Covid-19 Data Exploration using SQL
Project Overview
- In this project I performed an EDA for the COVID 19 Data for deaths and vaccination on a total of 170+ lakh records.
- Joined the Deaths and Vaccination table for deeper insights.
- Used window functions to perform advanced calculations.
- Used CTEs to perform operations on data extracted from window functions.
- Used Microsoft SQL Server for EDA
- The data is taken from January 2020 - April 2021.
Project Files
Findings
- The highest death percentage for India was on 12/4/2020 being 3.5%. This means that 3 of every 100 people were likely to die due to Covid-19.
- The highest infection rate ever was in a country called Andorra being 17% on 30/4/2021. This means that 17 of every 100 people were likely to be infected by Covid-19.
- The overall highest infection rate WRT population for a country was for Andorra being 17%. The second highest overall infection rate WRT population for a country was for Montenegro being 15%.
- The highest overall death count for a country was for United States being 5,75,232.
- If we break things by continents the highest death count was for North America.

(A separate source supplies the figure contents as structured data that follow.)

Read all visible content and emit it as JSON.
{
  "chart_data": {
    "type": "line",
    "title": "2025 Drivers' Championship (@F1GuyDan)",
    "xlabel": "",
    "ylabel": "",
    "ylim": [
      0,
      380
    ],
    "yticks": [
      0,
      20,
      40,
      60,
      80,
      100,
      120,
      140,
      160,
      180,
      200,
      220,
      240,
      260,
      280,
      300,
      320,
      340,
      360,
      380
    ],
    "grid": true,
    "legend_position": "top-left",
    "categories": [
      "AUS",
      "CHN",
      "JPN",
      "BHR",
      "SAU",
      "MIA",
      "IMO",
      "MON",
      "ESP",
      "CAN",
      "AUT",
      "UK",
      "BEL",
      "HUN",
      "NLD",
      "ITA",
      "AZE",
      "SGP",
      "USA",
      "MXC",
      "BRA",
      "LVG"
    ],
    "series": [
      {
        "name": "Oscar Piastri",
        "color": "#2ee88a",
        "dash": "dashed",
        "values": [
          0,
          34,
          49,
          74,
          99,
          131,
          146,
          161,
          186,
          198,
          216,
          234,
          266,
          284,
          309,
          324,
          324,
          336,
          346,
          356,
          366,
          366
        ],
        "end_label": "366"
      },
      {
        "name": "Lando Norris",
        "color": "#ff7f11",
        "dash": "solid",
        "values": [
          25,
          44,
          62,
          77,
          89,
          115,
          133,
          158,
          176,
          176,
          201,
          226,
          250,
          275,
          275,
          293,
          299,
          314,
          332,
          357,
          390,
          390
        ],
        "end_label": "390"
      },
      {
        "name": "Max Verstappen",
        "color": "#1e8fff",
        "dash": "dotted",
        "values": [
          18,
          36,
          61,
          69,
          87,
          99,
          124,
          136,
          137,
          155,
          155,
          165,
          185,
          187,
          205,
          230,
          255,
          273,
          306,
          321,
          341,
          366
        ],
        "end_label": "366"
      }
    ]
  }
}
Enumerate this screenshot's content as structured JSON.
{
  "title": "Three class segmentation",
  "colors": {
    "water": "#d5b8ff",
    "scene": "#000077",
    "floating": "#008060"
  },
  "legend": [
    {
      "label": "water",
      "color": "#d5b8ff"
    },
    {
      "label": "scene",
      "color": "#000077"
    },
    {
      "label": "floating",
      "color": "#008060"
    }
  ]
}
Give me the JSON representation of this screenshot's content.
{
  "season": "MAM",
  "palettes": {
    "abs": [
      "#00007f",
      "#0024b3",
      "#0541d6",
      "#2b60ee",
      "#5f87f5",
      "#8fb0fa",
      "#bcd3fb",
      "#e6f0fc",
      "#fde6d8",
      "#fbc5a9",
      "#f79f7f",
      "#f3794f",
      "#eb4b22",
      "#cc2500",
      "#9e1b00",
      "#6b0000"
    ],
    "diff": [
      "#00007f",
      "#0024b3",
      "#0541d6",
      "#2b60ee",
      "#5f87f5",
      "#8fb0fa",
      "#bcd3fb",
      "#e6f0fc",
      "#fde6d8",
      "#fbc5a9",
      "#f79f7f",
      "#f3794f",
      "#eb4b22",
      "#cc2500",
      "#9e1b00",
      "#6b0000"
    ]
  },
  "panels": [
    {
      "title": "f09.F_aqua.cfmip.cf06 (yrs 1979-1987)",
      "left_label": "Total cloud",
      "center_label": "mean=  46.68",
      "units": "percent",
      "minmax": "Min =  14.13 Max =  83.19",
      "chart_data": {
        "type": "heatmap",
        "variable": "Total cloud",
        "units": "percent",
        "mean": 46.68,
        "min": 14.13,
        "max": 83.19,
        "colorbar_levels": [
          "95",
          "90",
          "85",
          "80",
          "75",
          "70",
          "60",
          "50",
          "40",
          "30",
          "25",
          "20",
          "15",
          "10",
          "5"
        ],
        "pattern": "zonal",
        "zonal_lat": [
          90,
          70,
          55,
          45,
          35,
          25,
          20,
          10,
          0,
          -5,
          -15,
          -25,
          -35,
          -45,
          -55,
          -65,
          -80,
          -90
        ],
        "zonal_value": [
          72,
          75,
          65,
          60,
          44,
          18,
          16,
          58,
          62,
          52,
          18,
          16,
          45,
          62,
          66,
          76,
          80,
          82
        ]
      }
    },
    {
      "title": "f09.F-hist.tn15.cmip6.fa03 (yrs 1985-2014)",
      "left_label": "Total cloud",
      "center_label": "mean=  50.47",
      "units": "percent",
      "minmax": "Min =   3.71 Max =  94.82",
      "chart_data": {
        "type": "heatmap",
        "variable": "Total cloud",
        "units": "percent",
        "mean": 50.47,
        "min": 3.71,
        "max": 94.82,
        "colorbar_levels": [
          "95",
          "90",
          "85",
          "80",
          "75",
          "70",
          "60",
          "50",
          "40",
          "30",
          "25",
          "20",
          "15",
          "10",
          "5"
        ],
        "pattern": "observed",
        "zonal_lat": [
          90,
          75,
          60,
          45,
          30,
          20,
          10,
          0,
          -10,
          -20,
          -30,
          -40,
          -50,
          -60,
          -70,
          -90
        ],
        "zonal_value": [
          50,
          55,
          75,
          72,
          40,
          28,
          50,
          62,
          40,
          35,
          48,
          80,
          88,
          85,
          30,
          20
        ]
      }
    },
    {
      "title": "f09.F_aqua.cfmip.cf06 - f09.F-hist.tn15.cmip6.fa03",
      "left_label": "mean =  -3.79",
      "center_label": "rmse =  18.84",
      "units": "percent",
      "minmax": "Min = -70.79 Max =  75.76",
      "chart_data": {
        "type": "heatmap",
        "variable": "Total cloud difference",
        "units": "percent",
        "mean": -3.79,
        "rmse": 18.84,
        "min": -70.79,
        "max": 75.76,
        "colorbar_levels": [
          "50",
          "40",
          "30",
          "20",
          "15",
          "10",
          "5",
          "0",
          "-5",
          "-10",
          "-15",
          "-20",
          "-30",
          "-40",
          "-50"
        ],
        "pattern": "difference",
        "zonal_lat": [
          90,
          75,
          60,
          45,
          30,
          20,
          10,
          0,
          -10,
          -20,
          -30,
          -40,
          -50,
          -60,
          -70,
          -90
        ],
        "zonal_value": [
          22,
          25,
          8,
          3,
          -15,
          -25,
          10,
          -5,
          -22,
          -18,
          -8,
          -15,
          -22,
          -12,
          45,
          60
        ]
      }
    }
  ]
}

- The total cases for the whole world were 15,05,74,977 while the total death count was 31,80,206 and the overall death percentage was at 2.11%.
- Joining the Vaccination and Death tables we found out that the highest single day vaccination count was in Thailand being 99,985. We also used the window function to record a running people vaccinated count.
- To perform operation on the running people vaccinated count which were obtained in the above query we used a CTE.
- We also created a temporary table to store the data obtained in the above query which can be used to perform operation on rolling people vaccinated column.
- Also created a view of the data extracted in the previous query, so that it can be used for visualization.